Em ano de comemoração dos 150 anos do Estadão, reminiscências: foi em maio de 1996 que aceitei convite, via Júlio Moreno, para me juntar ao vibrante time da Agência Estado e encarar os desafios da informação em tempo real. Quanto aos dilemas de hoje, na qualidade e disseminação da informação, e no papel dos meios das inúmeras e acaloradas discussões que tínhamos, uma vem à mente. Nela o saudoso Sandro Vaia postulava “nosso negócio é informação!”, e era rebatido por Rodrigo Mesquita: “nosso negócio é estimular cadeias de relacionamento”.
Foi em 1996 que John Perry Barlow escreveu “a Declaração de Independência do Ciberespaço”, e que o ritmo das mudanças que a internet traria passou do rápido ao vertiginoso. Outro texto dele, anterior, merece uma revisitada, especialmente em tempos de inteligência artificial (IA): “Vendendo vinho sem garrafas: a economia da mente na rede global”, de 1992.
Começa citando Tomás Jefferson: “Aquele que recebe de mim uma ideia, instrui-se sem me diminuir. Como o que acende seu lume de minha vela: recebe luz sem enfraquecer a minha. As ideias devem circular livremente no mundo, para que os homens se iluminem mutuamente.”
Barlow discorre sobre como lidar com valores num mundo digital que dispensou o continente… O “vinho digital” vem sem garrafa, sem rótulo, sem forma de armazenar na adega… É mais parecido com uma “ideia” do que com algo material. Por isso, conceitos de posse ligados à matéria tem muita dificuldade em se reajustar aos tempos digitais. E, no salto para IA, isso fica ainda mais claro, por exemplo, ao examinarmos o tal “aprendizado de máquina”. Afinal, no aprendizado humano os conceitos que formamos e nossa capacidade de expressão vêm das experiências que tivemos. A IA tem potencial de “aprender” e, com isso, ajudar a que mais pessoas produzam conteúdo de qualidade.

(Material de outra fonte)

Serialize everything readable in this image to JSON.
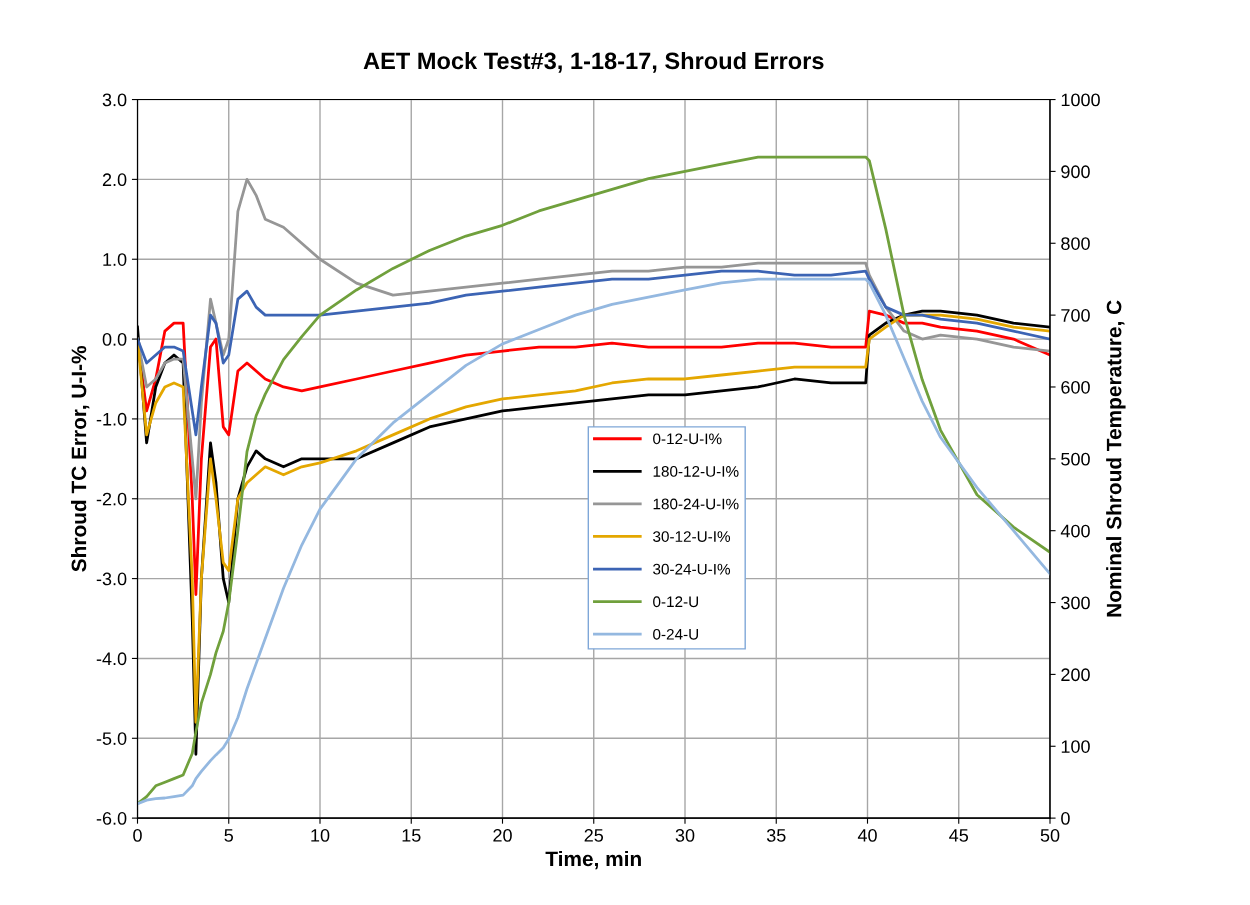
{
  "chart_data": {
    "type": "line",
    "title": "AET Mock Test#3, 1-18-17, Shroud Errors",
    "xlabel": "Time, min",
    "ylabel": "Shroud TC Error, U-I-%",
    "y2label": "Nominal Shroud Temperature, C",
    "x": [
      0,
      0.5,
      1,
      1.5,
      2,
      2.5,
      3,
      3.2,
      3.5,
      4,
      4.3,
      4.7,
      5,
      5.5,
      6,
      6.5,
      7,
      8,
      9,
      10,
      12,
      14,
      16,
      18,
      20,
      22,
      24,
      26,
      28,
      30,
      32,
      34,
      36,
      38,
      39.9,
      40.1,
      41,
      42,
      43,
      44,
      46,
      48,
      50
    ],
    "series": [
      {
        "name": "0-12-U-I%",
        "color": "#ff0000",
        "values": [
          0.0,
          -0.9,
          -0.5,
          0.1,
          0.2,
          0.2,
          -2.0,
          -3.2,
          -1.5,
          -0.1,
          0.0,
          -1.1,
          -1.2,
          -0.4,
          -0.3,
          -0.4,
          -0.5,
          -0.6,
          -0.65,
          -0.6,
          -0.5,
          -0.4,
          -0.3,
          -0.2,
          -0.15,
          -0.1,
          -0.1,
          -0.05,
          -0.1,
          -0.1,
          -0.1,
          -0.05,
          -0.05,
          -0.1,
          -0.1,
          0.35,
          0.3,
          0.2,
          0.2,
          0.15,
          0.1,
          0.0,
          -0.2
        ]
      },
      {
        "name": "180-12-U-I%",
        "color": "#000000",
        "values": [
          0.15,
          -1.3,
          -0.6,
          -0.3,
          -0.2,
          -0.3,
          -3.5,
          -5.2,
          -3.0,
          -1.3,
          -1.8,
          -3.0,
          -3.3,
          -2.0,
          -1.6,
          -1.4,
          -1.5,
          -1.6,
          -1.5,
          -1.5,
          -1.5,
          -1.3,
          -1.1,
          -1.0,
          -0.9,
          -0.85,
          -0.8,
          -0.75,
          -0.7,
          -0.7,
          -0.65,
          -0.6,
          -0.5,
          -0.55,
          -0.55,
          0.05,
          0.2,
          0.3,
          0.35,
          0.35,
          0.3,
          0.2,
          0.15
        ]
      },
      {
        "name": "180-24-U-I%",
        "color": "#969696",
        "values": [
          0.0,
          -0.6,
          -0.5,
          -0.3,
          -0.25,
          -0.25,
          -1.5,
          -2.0,
          -0.8,
          0.5,
          0.2,
          -0.2,
          0.0,
          1.6,
          2.0,
          1.8,
          1.5,
          1.4,
          1.2,
          1.0,
          0.7,
          0.55,
          0.6,
          0.65,
          0.7,
          0.75,
          0.8,
          0.85,
          0.85,
          0.9,
          0.9,
          0.95,
          0.95,
          0.95,
          0.95,
          0.8,
          0.4,
          0.1,
          0.0,
          0.05,
          0.0,
          -0.1,
          -0.15
        ]
      },
      {
        "name": "30-12-U-I%",
        "color": "#e4a700",
        "values": [
          0.0,
          -1.2,
          -0.8,
          -0.6,
          -0.55,
          -0.6,
          -3.0,
          -4.8,
          -3.0,
          -1.5,
          -2.0,
          -2.8,
          -2.9,
          -2.0,
          -1.8,
          -1.7,
          -1.6,
          -1.7,
          -1.6,
          -1.55,
          -1.4,
          -1.2,
          -1.0,
          -0.85,
          -0.75,
          -0.7,
          -0.65,
          -0.55,
          -0.5,
          -0.5,
          -0.45,
          -0.4,
          -0.35,
          -0.35,
          -0.35,
          0.0,
          0.15,
          0.3,
          0.3,
          0.3,
          0.25,
          0.15,
          0.1
        ]
      },
      {
        "name": "30-24-U-I%",
        "color": "#3c64b4",
        "values": [
          0.0,
          -0.3,
          -0.2,
          -0.1,
          -0.1,
          -0.15,
          -0.9,
          -1.2,
          -0.6,
          0.3,
          0.2,
          -0.3,
          -0.2,
          0.5,
          0.6,
          0.4,
          0.3,
          0.3,
          0.3,
          0.3,
          0.35,
          0.4,
          0.45,
          0.55,
          0.6,
          0.65,
          0.7,
          0.75,
          0.75,
          0.8,
          0.85,
          0.85,
          0.8,
          0.8,
          0.85,
          0.75,
          0.4,
          0.3,
          0.3,
          0.25,
          0.2,
          0.1,
          0.0
        ]
      },
      {
        "name": "0-12-U",
        "color": "#70a03c",
        "axis": "y2",
        "values": [
          20,
          30,
          45,
          50,
          55,
          60,
          90,
          120,
          160,
          200,
          230,
          260,
          300,
          400,
          510,
          560,
          590,
          638,
          670,
          700,
          735,
          765,
          790,
          810,
          825,
          845,
          860,
          875,
          890,
          900,
          910,
          920,
          920,
          920,
          920,
          915,
          820,
          700,
          610,
          540,
          450,
          405,
          370
        ]
      },
      {
        "name": "0-24-U",
        "color": "#94b8e0",
        "axis": "y2",
        "values": [
          20,
          25,
          27,
          28,
          30,
          32,
          45,
          55,
          65,
          80,
          88,
          98,
          110,
          140,
          180,
          215,
          250,
          320,
          380,
          430,
          500,
          550,
          590,
          630,
          660,
          680,
          700,
          715,
          725,
          735,
          745,
          750,
          750,
          750,
          750,
          745,
          700,
          640,
          580,
          530,
          460,
          400,
          340
        ]
      }
    ],
    "xlim": [
      0,
      50
    ],
    "xticks": [
      0,
      5,
      10,
      15,
      20,
      25,
      30,
      35,
      40,
      45,
      50
    ],
    "ylim": [
      -6.0,
      3.0
    ],
    "yticks": [
      {
        "value": -6.0,
        "label": "-6.0"
      },
      {
        "value": -5.0,
        "label": "-5.0"
      },
      {
        "value": -4.0,
        "label": "-4.0"
      },
      {
        "value": -3.0,
        "label": "-3.0"
      },
      {
        "value": -2.0,
        "label": "-2.0"
      },
      {
        "value": -1.0,
        "label": "-1.0"
      },
      {
        "value": 0.0,
        "label": "0.0"
      },
      {
        "value": 1.0,
        "label": "1.0"
      },
      {
        "value": 2.0,
        "label": "2.0"
      },
      {
        "value": 3.0,
        "label": "3.0"
      }
    ],
    "y2lim": [
      0,
      1000
    ],
    "y2ticks": [
      0,
      100,
      200,
      300,
      400,
      500,
      600,
      700,
      800,
      900,
      1000
    ],
    "grid": true,
    "legend": "center"
  }
}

Isso esbarra em modelos econômicos tradicionais, baseados na exclusividade material. Ou seja, se é sempre necessário remunerar adequadamente os criadores, não se deve tolher o aprendizado. Esse artiguete, por exemplo, valeu-se de uma coleção de vivências, leituras, e das conclusões delas tiradas, sejam elas acertadas ou não ao olhar do leitor.
Em analogia com a tal discussão na AE vem outro ponto de Barlow: o mundo de “substantivos” mudou para um mundo de “verbos”. A economia será baseada mais em relacionamentos do que em posse. “Ter” uma informação é menos crítico do que poder participar de seu fluxo contínuo. Informação é um elemento fluido e imaterial, desvinculado dos “recipientes” físicos. O próprio Barlow sugere que, se alguém quiser manter-se isolado e garantir a privacidade, que use amplamente criptografia forte. Tecnologia e ética podem nos proteger mais que leis.
Boa parte do que estamos debatendo hoje já estava esboçado no texto de 1992, mesmo que boa parte do idealismo original tenha sido ofuscado. Essa novo mundo de “verbos” certamente pede a revisão de legislações que ainda supõem a existência de “garrafas” marcando valor. Segundo Barlow, há conceitos que precisariam ser revisados a partir do zero.